Time Warner Filtering iTunes Traffic?
An anonymous reader writes "Starting on Thursday, January 31st, Time Warner subscribers in Texas starting experiencing connectivity issues to the iTunes store to the point where the service wasn't usable. General internet traffic issues haven't coincided with these problems, and many folks have reported that the store works as normal when they head to the nearest mega-bookstore and use their ISP instead. Time Warner has announced that they're going to begin trials of tiered pricing in one local Texas market, but I'll be darn sure to switch my provider if I hear the slightest hint of destination/content based tiers instead of bandwidth tiers."
Nobody's going to throttle my frosty piss!
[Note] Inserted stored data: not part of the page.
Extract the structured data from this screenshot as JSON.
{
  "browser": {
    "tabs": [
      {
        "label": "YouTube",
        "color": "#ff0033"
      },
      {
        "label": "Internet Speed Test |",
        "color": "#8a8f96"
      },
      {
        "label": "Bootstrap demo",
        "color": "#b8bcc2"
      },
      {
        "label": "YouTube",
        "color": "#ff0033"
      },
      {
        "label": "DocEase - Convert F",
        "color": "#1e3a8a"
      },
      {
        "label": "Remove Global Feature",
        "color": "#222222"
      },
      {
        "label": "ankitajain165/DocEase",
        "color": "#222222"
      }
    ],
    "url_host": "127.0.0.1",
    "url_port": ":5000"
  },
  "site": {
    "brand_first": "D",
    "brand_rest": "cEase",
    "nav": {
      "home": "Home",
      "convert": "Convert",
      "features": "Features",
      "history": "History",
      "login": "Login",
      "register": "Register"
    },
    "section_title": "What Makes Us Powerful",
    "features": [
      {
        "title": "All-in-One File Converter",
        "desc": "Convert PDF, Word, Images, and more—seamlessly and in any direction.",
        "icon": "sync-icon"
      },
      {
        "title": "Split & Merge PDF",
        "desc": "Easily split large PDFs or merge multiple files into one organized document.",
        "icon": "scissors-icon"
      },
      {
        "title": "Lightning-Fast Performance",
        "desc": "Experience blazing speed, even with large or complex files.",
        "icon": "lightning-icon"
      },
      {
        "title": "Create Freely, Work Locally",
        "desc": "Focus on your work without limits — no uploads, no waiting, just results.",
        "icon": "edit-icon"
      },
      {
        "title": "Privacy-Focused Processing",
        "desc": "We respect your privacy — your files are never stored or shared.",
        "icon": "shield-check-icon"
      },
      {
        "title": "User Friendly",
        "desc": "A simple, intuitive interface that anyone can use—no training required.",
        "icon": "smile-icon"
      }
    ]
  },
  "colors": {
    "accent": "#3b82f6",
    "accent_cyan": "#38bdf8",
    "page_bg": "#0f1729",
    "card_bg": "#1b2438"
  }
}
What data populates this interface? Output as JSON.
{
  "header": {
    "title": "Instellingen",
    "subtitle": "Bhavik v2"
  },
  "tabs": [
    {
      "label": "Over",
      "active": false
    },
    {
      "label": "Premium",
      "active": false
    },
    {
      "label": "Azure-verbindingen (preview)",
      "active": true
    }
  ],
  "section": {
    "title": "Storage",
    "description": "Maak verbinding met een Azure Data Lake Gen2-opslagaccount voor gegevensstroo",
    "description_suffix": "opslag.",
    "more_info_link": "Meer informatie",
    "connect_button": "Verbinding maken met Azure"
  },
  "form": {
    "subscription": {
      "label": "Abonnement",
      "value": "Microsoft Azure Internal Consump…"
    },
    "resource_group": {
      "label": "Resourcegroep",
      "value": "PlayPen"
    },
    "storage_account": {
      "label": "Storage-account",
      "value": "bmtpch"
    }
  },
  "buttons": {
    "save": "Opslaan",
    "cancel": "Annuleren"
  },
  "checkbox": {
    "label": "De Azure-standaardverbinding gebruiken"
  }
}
there is the another side of the coin. Does a small group of mega corporations have the right to hog significant chunks of the nation's bandwidth for their own personal profit, at no cost to them. The worst offender would be downloading and streaming movies. How about in the future when HD movies take off, and we're all downloading and streaming HD movies to watch on our 65" flat screen HD TVs. That would eat up huge amounts of bandwidth. Do we want to subsidize the oligarchy of Hollywood movie studios and their distributors?
This ad space for rent.
Perhaps the solution is that iTunes should bear some of the additional cost of the high amount of traffic their service creates. Then they can pass that additional cost along to their subscribers, rather than the rest of us subsidizing the Jobs company.